How do I troubleshoot connection timeout errors from Lambda when trying to access an Amazon RDS DB instance?

Last updated: 2021-04-19

My AWS Lambda function receives connection timeout errors when it tries to access an Amazon Relational Database Service (Amazon RDS) DB instance. How do I troubleshoot these errors?

Resolution

Troubleshoot intermittent and transient connection timeout errors

Capture the Lambda function's events and retry them as part of your function's error handling

For more information, see Error handling and automatic retries in AWS Lambda.

Check for DNS errors

Confirm whether there are any Domain Name System (DNS)-related errors. If there are DNS errors, catch them. Then, retry the DNS request using an exponential backoff. For more information, see Error retries and exponential backoff in AWS.

Note: Make sure that you're able to resolve the inbound and outbound endpoints before you retry the DNS request.

Troubleshoot consistent connection timeout errors

Check the Lambda function's Amazon CloudWatch Logs

If you haven't done so already, grant CloudWatch logging permissions to your Lambda function. Then, review your function's logs to identify specific connection timeout errors.

For more information, see Monitoring and troubleshooting Lambda applications.

Check the VPC configuration

For private databases, do either of the following, based on your use case:

Put your Lambda function in the same Amazon Virtual Private Cloud (Amazon VPC) as the database.

-or-

Create a VPC peering connection between the Amazon VPC that includes your function and the Amazon VPC that includes your database.

For public databases, do the following:

(For functions in an Amazon VPC) Route public traffic through a network address translation (NAT) gateway or NAT instance.
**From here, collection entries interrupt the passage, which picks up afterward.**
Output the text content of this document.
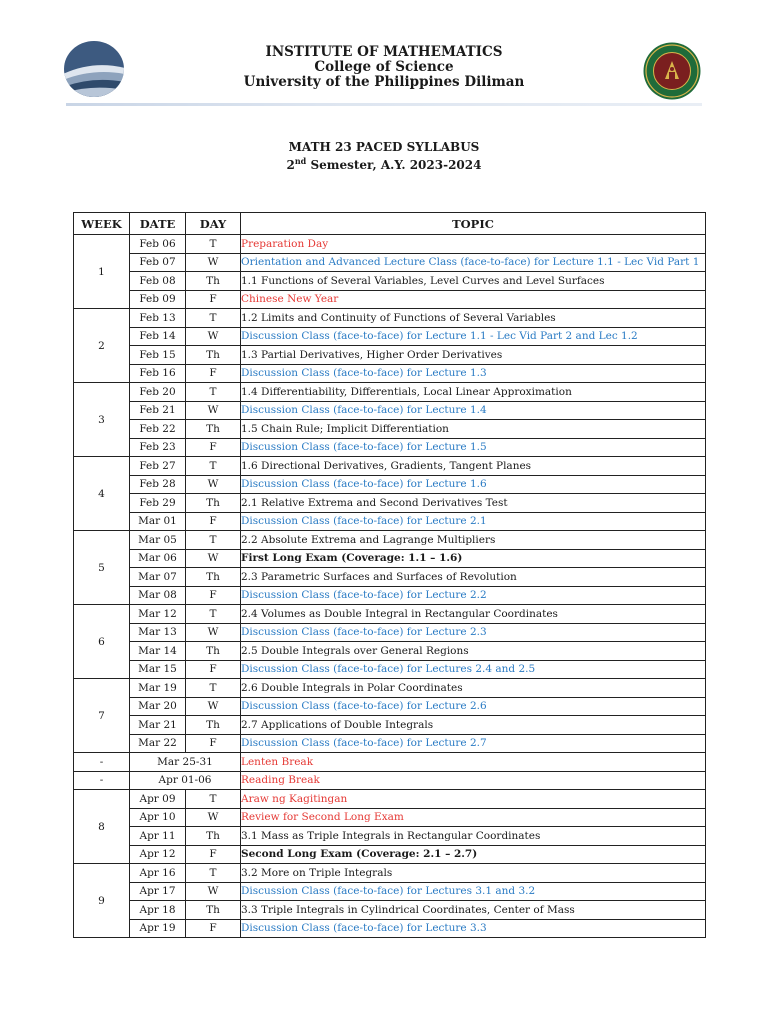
INSTITUTE OF MATHEMATICS
College of Science
University of the Philippines Diliman
MATH 23 PACED SYLLABUS
2nd Semester, A.Y. 2023-2024
WEEK	DATE	DAY	TOPIC
1	Feb 06	T	Preparation Day
	Feb 07	W	Orientation and Advanced Lecture Class (face-to-face) for Lecture 1.1 - Lec Vid Part 1
	Feb 08	Th	1.1 Functions of Several Variables, Level Curves and Level Surfaces
	Feb 09	F	Chinese New Year
2	Feb 13	T	1.2 Limits and Continuity of Functions of Several Variables
	Feb 14	W	Discussion Class (face-to-face) for Lecture 1.1 - Lec Vid Part 2 and Lec 1.2
	Feb 15	Th	1.3 Partial Derivatives, Higher Order Derivatives
	Feb 16	F	Discussion Class (face-to-face) for Lecture 1.3
3	Feb 20	T	1.4 Differentiability, Differentials, Local Linear Approximation
	Feb 21	W	Discussion Class (face-to-face) for Lecture 1.4
	Feb 22	Th	1.5 Chain Rule; Implicit Differentiation
	Feb 23	F	Discussion Class (face-to-face) for Lecture 1.5
4	Feb 27	T	1.6 Directional Derivatives, Gradients, Tangent Planes
	Feb 28	W	Discussion Class (face-to-face) for Lecture 1.6
	Feb 29	Th	2.1 Relative Extrema and Second Derivatives Test
	Mar 01	F	Discussion Class (face-to-face) for Lecture 2.1
5	Mar 05	T	2.2 Absolute Extrema and Lagrange Multipliers
	Mar 06	W	First Long Exam (Coverage: 1.1 – 1.6)
	Mar 07	Th	2.3 Parametric Surfaces and Surfaces of Revolution
	Mar 08	F	Discussion Class (face-to-face) for Lecture 2.2
6	Mar 12	T	2.4 Volumes as Double Integral in Rectangular Coordinates
	Mar 13	W	Discussion Class (face-to-face) for Lecture 2.3
	Mar 14	Th	2.5 Double Integrals over General Regions
	Mar 15	F	Discussion Class (face-to-face) for Lectures 2.4 and 2.5
7	Mar 19	T	2.6 Double Integrals in Polar Coordinates
	Mar 20	W	Discussion Class (face-to-face) for Lecture 2.6
	Mar 21	Th	2.7 Applications of Double Integrals
	Mar 22	F	Discussion Class (face-to-face) for Lecture 2.7
-	Mar 25-31		Lenten Break
-	Apr 01-06		Reading Break
8	Apr 09	T	Araw ng Kagitingan
	Apr 10	W	Review for Second Long Exam
	Apr 11	Th	3.1 Mass as Triple Integrals in Rectangular Coordinates
	Apr 12	F	Second Long Exam (Coverage: 2.1 – 2.7)
9	Apr 16	T	3.2 More on Triple Integrals
	Apr 17	W	Discussion Class (face-to-face) for Lectures 3.1 and 3.2
	Apr 18	Th	3.3 Triple Integrals in Cylindrical Coordinates, Center of Mass
	Apr 19	F	Discussion Class (face-to-face) for Lecture 3.3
For more information, see How do I give internet access to my Lambda function that's connected to an Amazon VPC?

Note: If the database is publicly accessible and there are no IP address-based restrictions on the database, then follow the instructions in Tutorial: Configuring a Lambda Function to Access Amazon RDS in an Amazon VPC.

Check the security group rules

For private databases, do the following:

Add an inbound rule to your DB security group that allows traffic from the CIDR range of the VPC's subnets or security group.

For public databases, do the following:

Add an inbound rule to your DB security group that allows traffic from the NAT gateway or NAT instance of the VPC.

Update the Lambda function handler

Update your Lambda function code so that the function opens the database connection outside of the function handler and doesn't close the connection.

Note: Because of the way that Lambda reuses containers, Lambda doesn't re-initialize the code that's outside of a function handler when the container is reused. It's a best practice to create the connection that you plan on reusing outside the handler so that it'sstill there on each following invocation. Make sure that you confirm that there's a valid connection before attempting to use the connection. If there's not a valid connection, then create a new connection before continuing.

Connect using an EC2 instance

As a test, launch an Amazon Elastic Compute Cloud (Amazon EC2) instance with the same Amazon VPC configuration as your Lambda function. Then, try connecting to the Amazon RDS DB instance from the EC2 instance.

If you can connect to the database, then follow the instructions in Troubleshoot networking issues in Lambda.

-or-

If you can't connect to the database, then follow the instructions in How do I resolve problems connecting to my Amazon RDS DB instance?

Use Amazon RDS Proxy

Create an Amazon Relational Database Service (Amazon RDS) Proxy endpoint for your RDS database to handle the database traffic from your Lambda function. For more information, see Using Amazon RDS Proxy with AWS Lambda.

Note: Amazon RDS Proxy support for MySQL and PostgreSQL is now generally available.